Aufgrund von Schulden in Millionenhöhe war ein früherer Verkauf an eine andere Investorengruppe nicht zustande gekommen. Außerdem hatten mehrere prominente Schauspieler, Regisseure und Produzenten wie zum Beispiel Brad Pitt (54), George Clooney (57), Jake Gyllenhaal (37), Julia Roberts (50), Meryl Streep (69) und Quentin Tarantino (55) versucht, den Verkauf zu stoppen, da sie befürchteten noch ausstehende Zahlungen dann nicht mehr zu erhalten.

Die Vorwürfe gegen Weinstein hatten im Herbst zu einer Kampagne gegen sexuelle Belästigung geführt, die unter dem Hashtag "MeToo" weltweit Schlagzeilen machte.
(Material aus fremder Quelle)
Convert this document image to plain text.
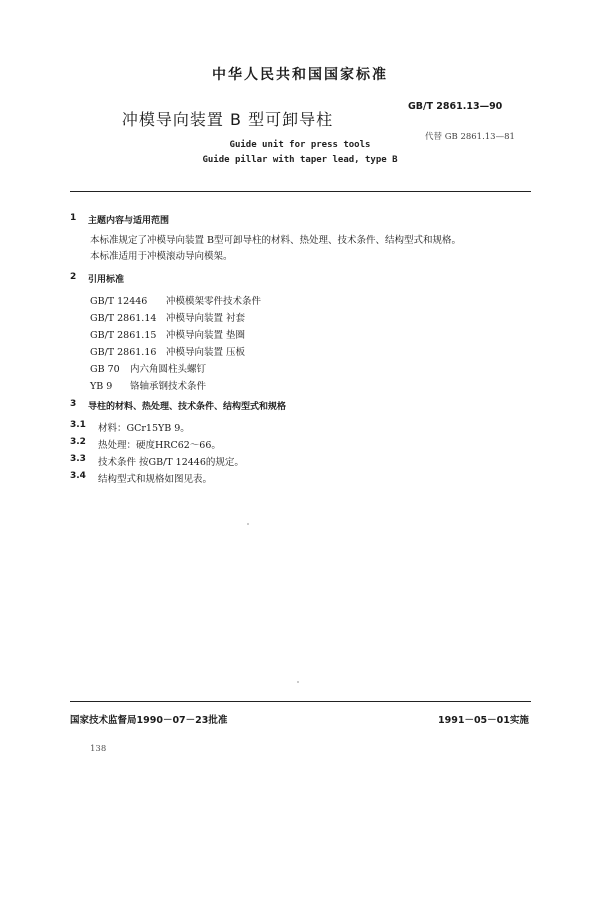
中华人民共和国国家标准
GB/T 2861.13—90
冲模导向装置 B 型可卸导柱
代替 GB 2861.13—81
Guide unit for press tools
Guide pillar with taper lead, type B
1 主题内容与适用范围
本标准规定了冲模导向装置 B型可卸导柱的材料、热处理、技术条件、结构型式和规格。
本标准适用于冲模滚动导向模架。
2 引用标准
GB/T 12446 冲模模架零件技术条件
GB/T 2861.14 冲模导向装置 衬套
GB/T 2861.15 冲模导向装置 垫圈
GB/T 2861.16 冲模导向装置 压板
GB 70 内六角圆柱头螺钉
YB 9 铬轴承钢技术条件
3 导柱的材料、热处理、技术条件、结构型式和规格
3.1 材料：GCr15YB 9。
3.2 热处理：硬度HRC62～66。
3.3 技术条件 按GB/T 12446的规定。
3.4 结构型式和规格如图见表。
国家技术监督局1990－07－23批准	1991－05－01实施
138
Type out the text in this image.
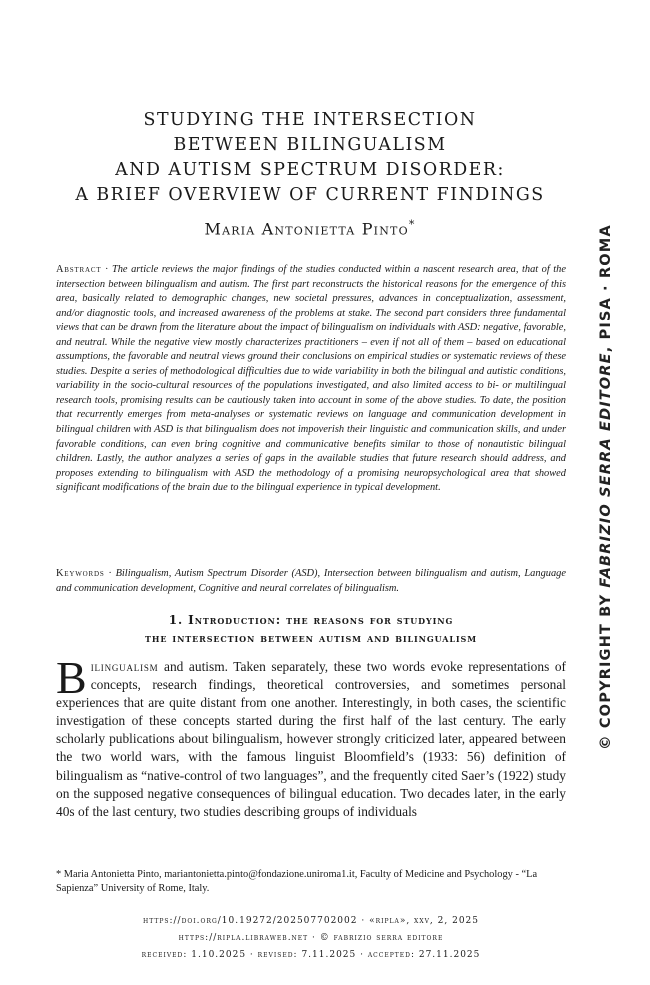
STUDYING THE INTERSECTION
BETWEEN BILINGUALISM
AND AUTISM SPECTRUM DISORDER:
A BRIEF OVERVIEW OF CURRENT FINDINGS
Maria Antonietta Pinto*

Abstract · The article reviews the major findings of the studies conducted within a nascent research area, that of the intersection between bilingualism and autism. The first part reconstructs the historical reasons for the emergence of this area, basically related to demographic changes, new societal pressures, advances in conceptualization, assessment, and/or diagnostic tools, and increased awareness of the problems at stake. The second part considers three fundamental views that can be drawn from the literature about the impact of bilingualism on individuals with ASD: negative, favorable, and neutral. While the negative view mostly characterizes practitioners – even if not all of them – based on educational assumptions, the favorable and neutral views ground their conclusions on empirical studies or systematic reviews of these studies. Despite a series of methodological difficulties due to wide variability in both the bilingual and autistic conditions, variability in the socio-cultural resources of the populations investigated, and also limited access to bi- or multilingual research tools, promising results can be cautiously taken into account in some of the above studies. To date, the position that recurrently emerges from meta-analyses or systematic reviews on language and communication development in bilingual children with ASD is that bilingualism does not impoverish their linguistic and communication skills, and under favorable conditions, can even bring cognitive and communicative benefits similar to those of nonautistic bilingual children. Lastly, the author analyzes a series of gaps in the available studies that future research should address, and proposes extending to bilingualism with ASD the methodology of a promising neuropsychological area that showed significant modifications of the brain due to the bilingual experience in typical development.

Keywords · Bilingualism, Autism Spectrum Disorder (ASD), Intersection between bilingualism and autism, Language and communication development, Cognitive and neural correlates of bilingualism.

1. Introduction: the reasons for studying
the intersection between autism and bilingualism

Bilingualism and autism. Taken separately, these two words evoke representations of concepts, research findings, theoretical controversies, and sometimes personal experiences that are quite distant from one another. Interestingly, in both cases, the scientific investigation of these concepts started during the first half of the last century. The early scholarly publications about bilingualism, however strongly criticized later, appeared between the two world wars, with the famous linguist Bloomfield’s (1933: 56) definition of bilingualism as “native-control of two languages”, and the frequently cited Saer’s (1922) study on the supposed negative consequences of bilingual education. Two decades later, in the early 40s of the last century, two studies describing groups of individuals

* Maria Antonietta Pinto, mariantonietta.pinto@fondazione.uniroma1.it, Faculty of Medicine and Psychology - “La Sapienza” University of Rome, Italy.

https://doi.org/10.19272/202507702002 · «ripla», xxv, 2, 2025
https://ripla.libraweb.net · © fabrizio serra editore
received: 1.10.2025 · revised: 7.11.2025 · accepted: 27.11.2025
© COPYRIGHT BY FABRIZIO SERRA EDITORE, PISA · ROMA
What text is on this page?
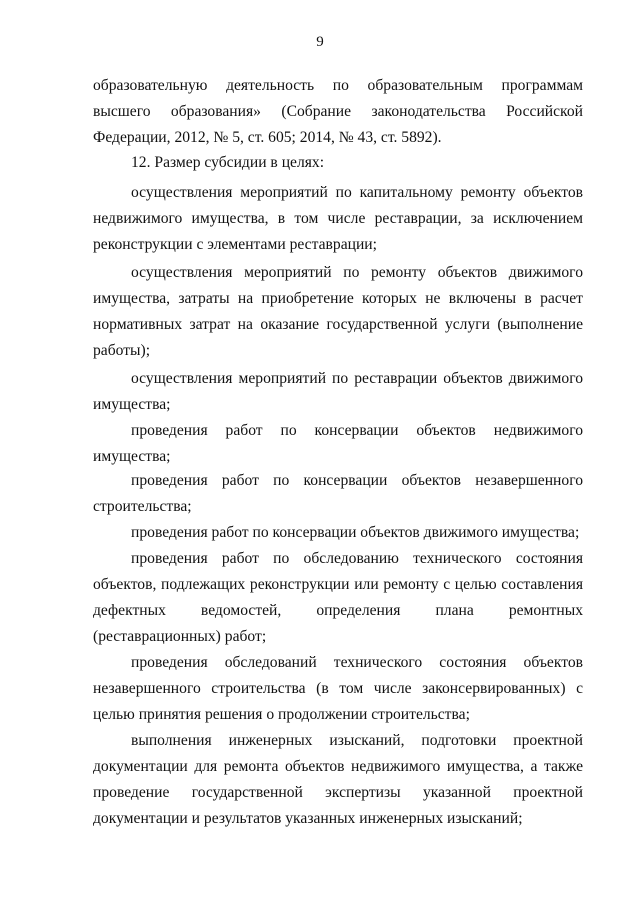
9
образовательную деятельность по образовательным программам высшего образования» (Собрание законодательства Российской Федерации, 2012, № 5, ст. 605; 2014, № 43, ст. 5892).
12. Размер субсидии в целях:
осуществления мероприятий по капитальному ремонту объектов недвижимого имущества, в том числе реставрации, за исключением реконструкции с элементами реставрации;
осуществления мероприятий по ремонту объектов движимого имущества, затраты на приобретение которых не включены в расчет нормативных затрат на оказание государственной услуги (выполнение работы);
осуществления мероприятий по реставрации объектов движимого имущества;
проведения работ по консервации объектов недвижимого имущества;
проведения работ по консервации объектов незавершенного строительства;
проведения работ по консервации объектов движимого имущества;
проведения работ по обследованию технического состояния объектов, подлежащих реконструкции или ремонту с целью составления дефектных ведомостей, определения плана ремонтных (реставрационных) работ;
проведения обследований технического состояния объектов незавершенного строительства (в том числе законсервированных) с целью принятия решения о продолжении строительства;
выполнения инженерных изысканий, подготовки проектной документации для ремонта объектов недвижимого имущества, а также проведение государственной экспертизы указанной проектной документации и результатов указанных инженерных изысканий;
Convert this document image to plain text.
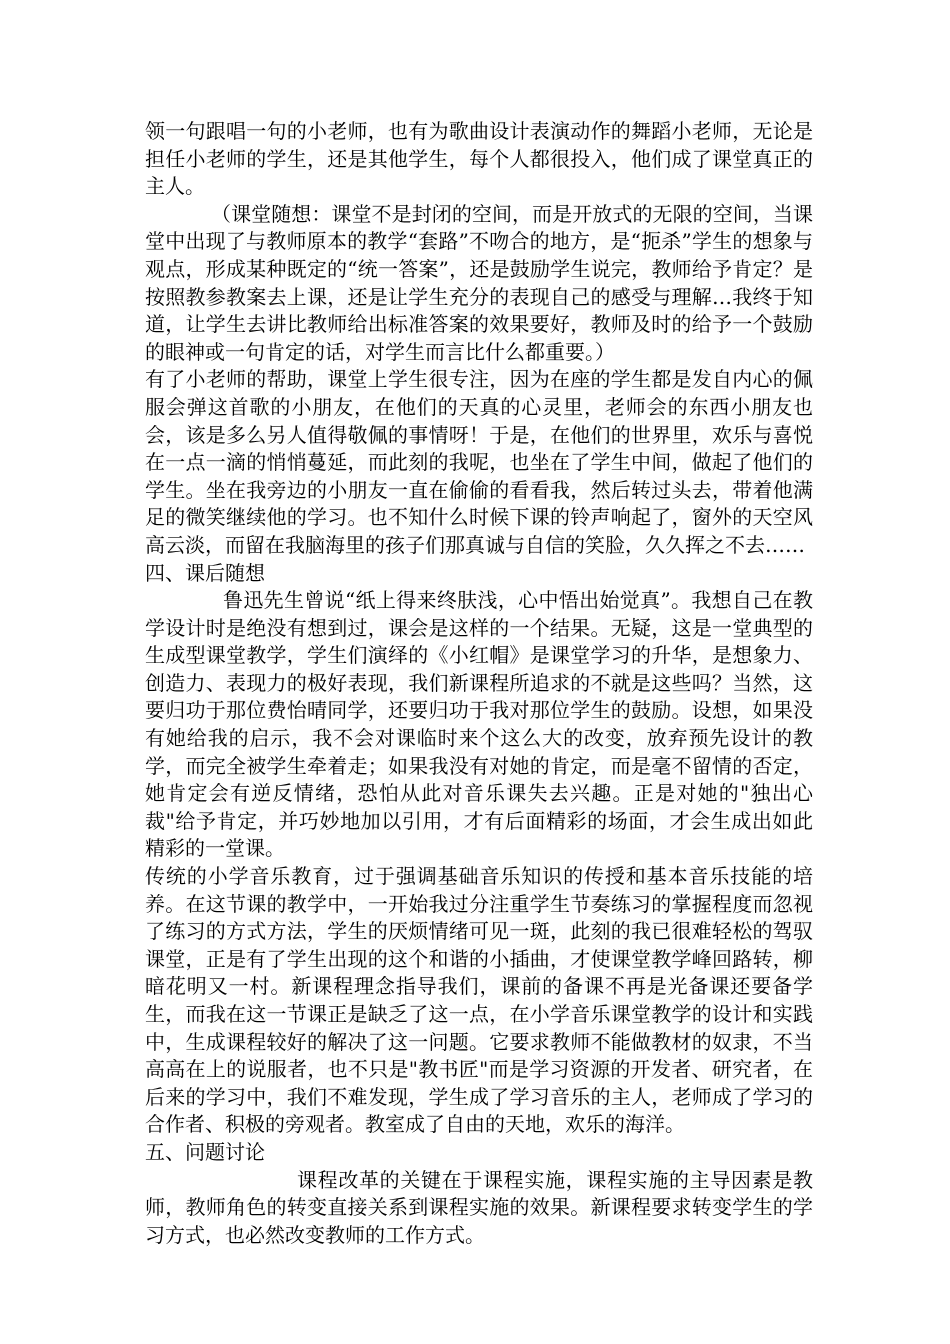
领一句跟唱一句的小老师，也有为歌曲设计表演动作的舞蹈小老师，无论是担任小老师的学生，还是其他学生，每个人都很投入，他们成了课堂真正的主人。

（课堂随想：课堂不是封闭的空间，而是开放式的无限的空间，当课堂中出现了与教师原本的教学“套路”不吻合的地方，是“扼杀”学生的想象与观点，形成某种既定的“统一答案”，还是鼓励学生说完，教师给予肯定？是按照教参教案去上课，还是让学生充分的表现自己的感受与理解…我终于知道，让学生去讲比教师给出标准答案的效果要好，教师及时的给予一个鼓励的眼神或一句肯定的话，对学生而言比什么都重要。）

有了小老师的帮助，课堂上学生很专注，因为在座的学生都是发自内心的佩服会弹这首歌的小朋友，在他们的天真的心灵里，老师会的东西小朋友也会，该是多么另人值得敬佩的事情呀！于是，在他们的世界里，欢乐与喜悦在一点一滴的悄悄蔓延，而此刻的我呢，也坐在了学生中间，做起了他们的学生。坐在我旁边的小朋友一直在偷偷的看看我，然后转过头去，带着他满足的微笑继续他的学习。也不知什么时候下课的铃声响起了，窗外的天空风高云淡，而留在我脑海里的孩子们那真诚与自信的笑脸，久久挥之不去……

四、课后随想

鲁迅先生曾说“纸上得来终肤浅，心中悟出始觉真”。我想自己在教学设计时是绝没有想到过，课会是这样的一个结果。无疑，这是一堂典型的生成型课堂教学，学生们演绎的《小红帽》是课堂学习的升华，是想象力、创造力、表现力的极好表现，我们新课程所追求的不就是这些吗？当然，这要归功于那位费怡晴同学，还要归功于我对那位学生的鼓励。设想，如果没有她给我的启示，我不会对课临时来个这么大的改变，放弃预先设计的教学，而完全被学生牵着走；如果我没有对她的肯定，而是毫不留情的否定，她肯定会有逆反情绪，恐怕从此对音乐课失去兴趣。正是对她的"独出心裁"给予肯定，并巧妙地加以引用，才有后面精彩的场面，才会生成出如此精彩的一堂课。

传统的小学音乐教育，过于强调基础音乐知识的传授和基本音乐技能的培养。在这节课的教学中，一开始我过分注重学生节奏练习的掌握程度而忽视了练习的方式方法，学生的厌烦情绪可见一斑，此刻的我已很难轻松的驾驭课堂，正是有了学生出现的这个和谐的小插曲，才使课堂教学峰回路转，柳暗花明又一村。新课程理念指导我们，课前的备课不再是光备课还要备学生，而我在这一节课正是缺乏了这一点，在小学音乐课堂教学的设计和实践中，生成课程较好的解决了这一问题。它要求教师不能做教材的奴隶，不当高高在上的说服者，也不只是"教书匠"而是学习资源的开发者、研究者，在后来的学习中，我们不难发现，学生成了学习音乐的主人，老师成了学习的合作者、积极的旁观者。教室成了自由的天地，欢乐的海洋。

五、问题讨论

课程改革的关键在于课程实施，课程实施的主导因素是教师，教师角色的转变直接关系到课程实施的效果。新课程要求转变学生的学习方式，也必然改变教师的工作方式。
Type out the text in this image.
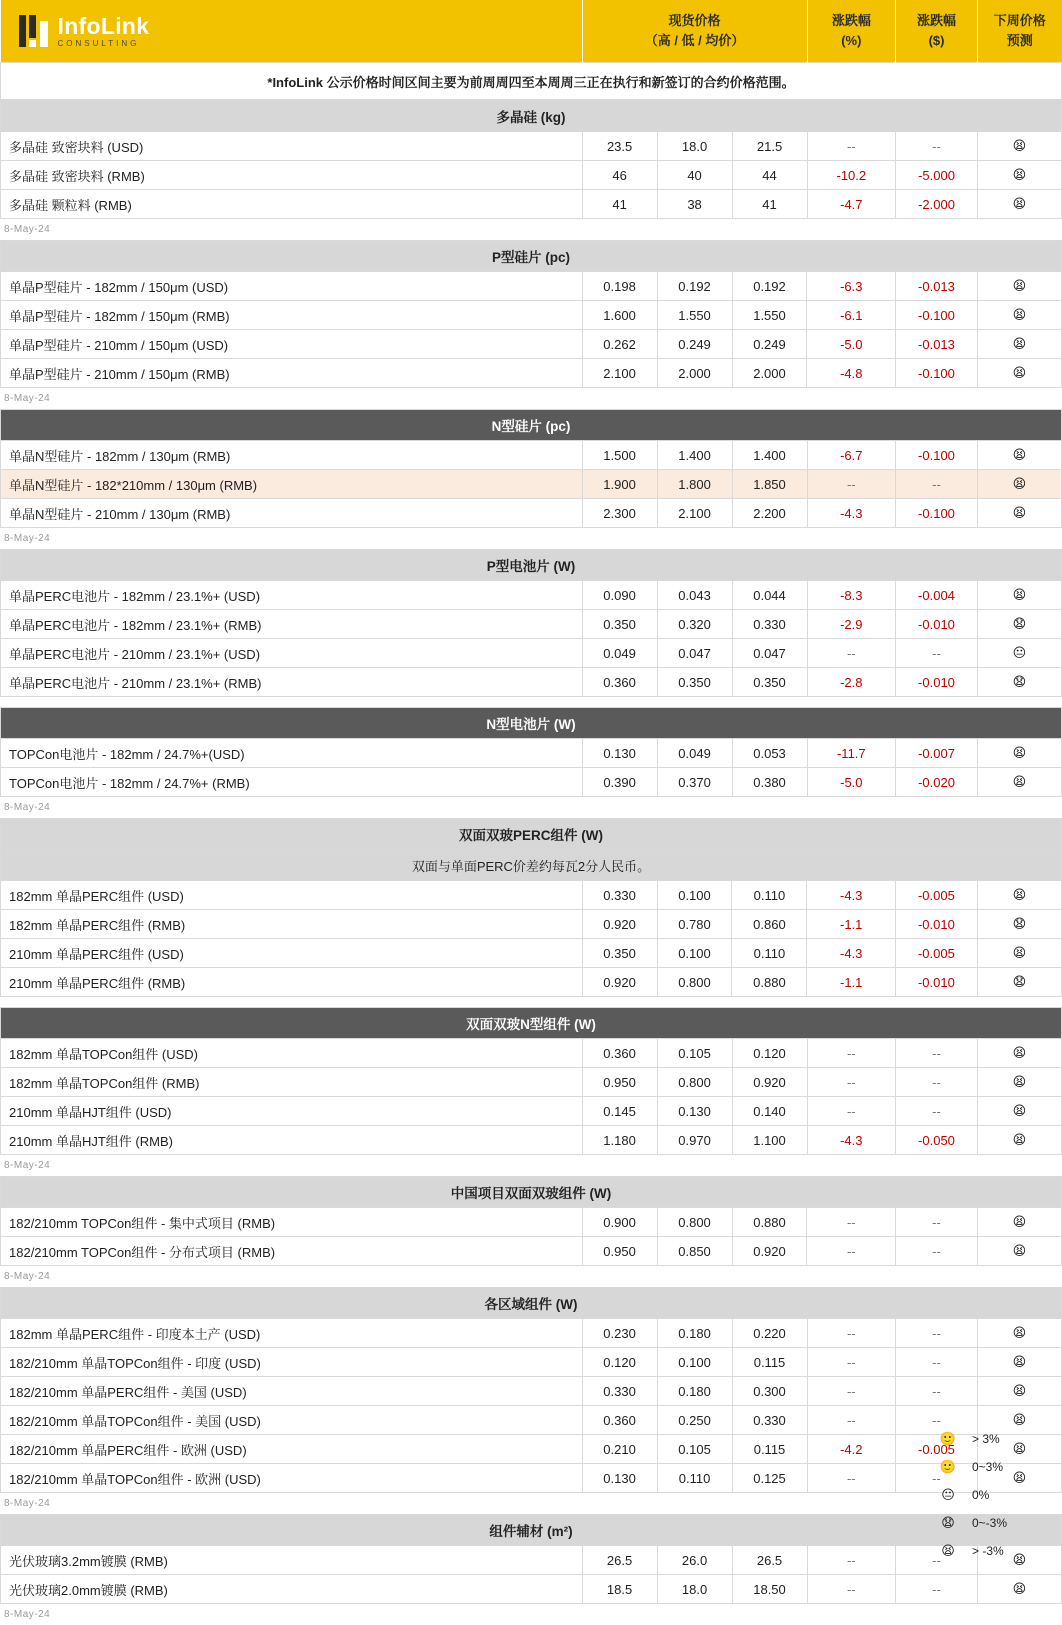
InfoLink
CONSULTING

现货价格
（高 / 低 / 均价）

涨跌幅
(%)

涨跌幅
($)

下周价格
预测

*InfoLink 公示价格时间区间主要为前周周四至本周周三正在执行和新签订的合约价格范围。
多晶硅 (kg)						
多晶硅 致密块料 (USD)	23.5	18.0	21.5	--	--	😫
多晶硅 致密块料 (RMB)	46	40	44	-10.2	-5.000	😫
多晶硅 颗粒料 (RMB)	41	38	41	-4.7	-2.000	😫
8-May-24
P型硅片 (pc)						
单晶P型硅片 - 182mm / 150μm (USD)	0.198	0.192	0.192	-6.3	-0.013	😫
单晶P型硅片 - 182mm / 150μm (RMB)	1.600	1.550	1.550	-6.1	-0.100	😫
单晶P型硅片 - 210mm / 150μm (USD)	0.262	0.249	0.249	-5.0	-0.013	😫
单晶P型硅片 - 210mm / 150μm (RMB)	2.100	2.000	2.000	-4.8	-0.100	😫
8-May-24
N型硅片 (pc)						
单晶N型硅片 - 182mm / 130μm (RMB)	1.500	1.400	1.400	-6.7	-0.100	😫
单晶N型硅片 - 182*210mm / 130μm (RMB)	1.900	1.800	1.850	--	--	😫
单晶N型硅片 - 210mm / 130μm (RMB)	2.300	2.100	2.200	-4.3	-0.100	😫
8-May-24
P型电池片 (W)						
单晶PERC电池片 - 182mm / 23.1%+ (USD)	0.090	0.043	0.044	-8.3	-0.004	😫
单晶PERC电池片 - 182mm / 23.1%+ (RMB)	0.350	0.320	0.330	-2.9	-0.010	😧
单晶PERC电池片 - 210mm / 23.1%+ (USD)	0.049	0.047	0.047	--	--	😐
单晶PERC电池片 - 210mm / 23.1%+ (RMB)	0.360	0.350	0.350	-2.8	-0.010	😧
N型电池片 (W)						
TOPCon电池片 - 182mm / 24.7%+(USD)	0.130	0.049	0.053	-11.7	-0.007	😫
TOPCon电池片 - 182mm / 24.7%+ (RMB)	0.390	0.370	0.380	-5.0	-0.020	😫
8-May-24
双面双玻PERC组件 (W)						
双面与单面PERC价差约每瓦2分人民币。						
182mm 单晶PERC组件 (USD)	0.330	0.100	0.110	-4.3	-0.005	😫
182mm 单晶PERC组件 (RMB)	0.920	0.780	0.860	-1.1	-0.010	😧
210mm 单晶PERC组件 (USD)	0.350	0.100	0.110	-4.3	-0.005	😫
210mm 单晶PERC组件 (RMB)	0.920	0.800	0.880	-1.1	-0.010	😧
双面双玻N型组件 (W)						
182mm 单晶TOPCon组件 (USD)	0.360	0.105	0.120	--	--	😫
182mm 单晶TOPCon组件 (RMB)	0.950	0.800	0.920	--	--	😫
210mm 单晶HJT组件 (USD)	0.145	0.130	0.140	--	--	😫
210mm 单晶HJT组件 (RMB)	1.180	0.970	1.100	-4.3	-0.050	😫
8-May-24
中国项目双面双玻组件 (W)						
182/210mm TOPCon组件 - 集中式项目 (RMB)	0.900	0.800	0.880	--	--	😫
182/210mm TOPCon组件 - 分布式项目 (RMB)	0.950	0.850	0.920	--	--	😫
8-May-24
各区域组件 (W)						
182mm 单晶PERC组件 - 印度本土产 (USD)	0.230	0.180	0.220	--	--	😫
182/210mm 单晶TOPCon组件 - 印度 (USD)	0.120	0.100	0.115	--	--	😫
182/210mm 单晶PERC组件 - 美国 (USD)	0.330	0.180	0.300	--	--	😫
182/210mm 单晶TOPCon组件 - 美国 (USD)	0.360	0.250	0.330	--	--	😫
182/210mm 单晶PERC组件 - 欧洲 (USD)	0.210	0.105	0.115	-4.2	-0.005	😫
182/210mm 单晶TOPCon组件 - 欧洲 (USD)	0.130	0.110	0.125	--	--	😫
8-May-24
组件辅材 (m²)						
光伏玻璃3.2mm镀膜 (RMB)	26.5	26.0	26.5	--	--	😫
光伏玻璃2.0mm镀膜 (RMB)	18.5	18.0	18.50	--	--	😫
8-May-24
🙂 > 3%
🙂 0~3%
😐 0%
😧 0~-3%
😫 > -3%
Unter anderem werfen die Schauspielerinnen Rose McGowan (44), Salma Hayek (51), Ashley Judd (50), Gwyneth Paltrow (45) und Angelina Jolie (43) Weinstein sexuelle Misshandlung und Vergewaltigung vor.

Weinstein ist inzwischen wegen mehrerer Sexualdelikte angeklagt. Der Hollywood-Mogul plädiert weiterhin auf nicht schuldig und ist gegen eine Kaution auf freiem Fuß. Für September ist eine weitere Gerichtsanhörung geplant.